Działanie etykiety polega na tym, że zabarwia się ona i jednocześnie staje całkowicie nieprzejrzysta w momencie gdy produkt traci przydatność do spożycia. Przydatność ta jest monitorowana na wskaźnikach bazujących na zmianie barwy, która może następować w sposób ciągły, np. w przypadku określenia dawki cieplnej jaką otrzyma produkt podczas transportu i przechowywania. Warto jednak wiedzieć, że indykatory zwracają uwagę nie tylko na temperaturę, ale i na czas jej oddziaływania.
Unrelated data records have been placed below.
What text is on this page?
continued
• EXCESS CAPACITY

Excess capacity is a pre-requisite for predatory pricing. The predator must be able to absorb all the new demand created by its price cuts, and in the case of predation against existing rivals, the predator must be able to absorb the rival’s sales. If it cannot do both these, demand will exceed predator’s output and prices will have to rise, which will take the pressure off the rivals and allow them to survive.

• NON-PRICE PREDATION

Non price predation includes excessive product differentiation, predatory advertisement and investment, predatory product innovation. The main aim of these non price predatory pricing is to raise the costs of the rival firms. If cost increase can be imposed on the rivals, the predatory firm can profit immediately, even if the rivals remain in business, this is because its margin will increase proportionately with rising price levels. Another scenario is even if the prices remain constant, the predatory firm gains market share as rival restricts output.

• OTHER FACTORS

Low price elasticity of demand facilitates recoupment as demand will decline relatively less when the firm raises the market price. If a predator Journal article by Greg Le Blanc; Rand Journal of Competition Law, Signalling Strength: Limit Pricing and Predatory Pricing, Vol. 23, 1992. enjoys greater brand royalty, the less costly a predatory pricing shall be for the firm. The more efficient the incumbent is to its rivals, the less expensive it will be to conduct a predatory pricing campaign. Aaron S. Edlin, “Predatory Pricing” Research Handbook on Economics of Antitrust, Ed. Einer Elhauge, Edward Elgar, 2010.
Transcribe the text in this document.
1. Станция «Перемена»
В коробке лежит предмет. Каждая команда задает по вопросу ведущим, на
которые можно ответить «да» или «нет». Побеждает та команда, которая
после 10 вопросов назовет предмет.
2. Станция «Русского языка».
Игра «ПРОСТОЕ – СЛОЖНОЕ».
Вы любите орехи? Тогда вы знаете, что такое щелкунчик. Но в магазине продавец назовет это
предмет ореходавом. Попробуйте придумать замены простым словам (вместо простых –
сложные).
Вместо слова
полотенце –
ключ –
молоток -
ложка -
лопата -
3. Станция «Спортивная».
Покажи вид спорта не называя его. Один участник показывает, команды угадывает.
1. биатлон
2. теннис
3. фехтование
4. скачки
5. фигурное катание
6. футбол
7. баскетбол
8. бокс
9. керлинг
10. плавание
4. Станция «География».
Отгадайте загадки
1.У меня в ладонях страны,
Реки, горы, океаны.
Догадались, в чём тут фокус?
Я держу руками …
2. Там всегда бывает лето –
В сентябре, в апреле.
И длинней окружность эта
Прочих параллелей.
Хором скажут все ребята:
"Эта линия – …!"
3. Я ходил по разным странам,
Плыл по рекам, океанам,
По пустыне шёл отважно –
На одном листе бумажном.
Oznacza to, że krótkotrwałe podwyższenie temperatury, które nie ma wpływu na jakość temperatury nie powoduje zmiany barwy indykatora.
Choć indykatory to myśl technologiczna, która przyszła do Polski z zagranicy, to jednak od jakiegoś czasu także rodzimi producenci zaczynają się specjalizować w tego typu udoskonaleniach oferowanych sektorowi opakowaniowemu.
Przykładem niech będzie gdańska firma Invenview i opracowane przez nią indykatory Coolid. Są to inteligentne etykiety informujące o jakości i długości życia produktu, do którego jest ona zaaplikowana. Temperatury krytyczne, po których przekroczeniu na indykatorze występuje wskazanie mogą być dowolnie ustalone w zakresie od - 18 st. C do 0 st. C.
Jeśli chodzi o zestawienie najbardziej popularnych wskaźników używanych w opakowaniach inteligentnych wraz z ich zastosowaniem, to w przemyśle spożywczym dominują wskaźniki tlenowe: barwniki redox lub wskaźniki pH. Przy ochronie przy zbyt niskich temperaturach pomocne są wskaźniki temperaturowe, np. ciecz wskaźnikowa. Wskaźniki temperaturowo-czasowe to z kolei przechowywanie i transport chłodniczy. Dla opakowań tekturowych doskonale nadają się natomiast specjalne wskaźniki otwarcia w postaci odpowiednich taśm.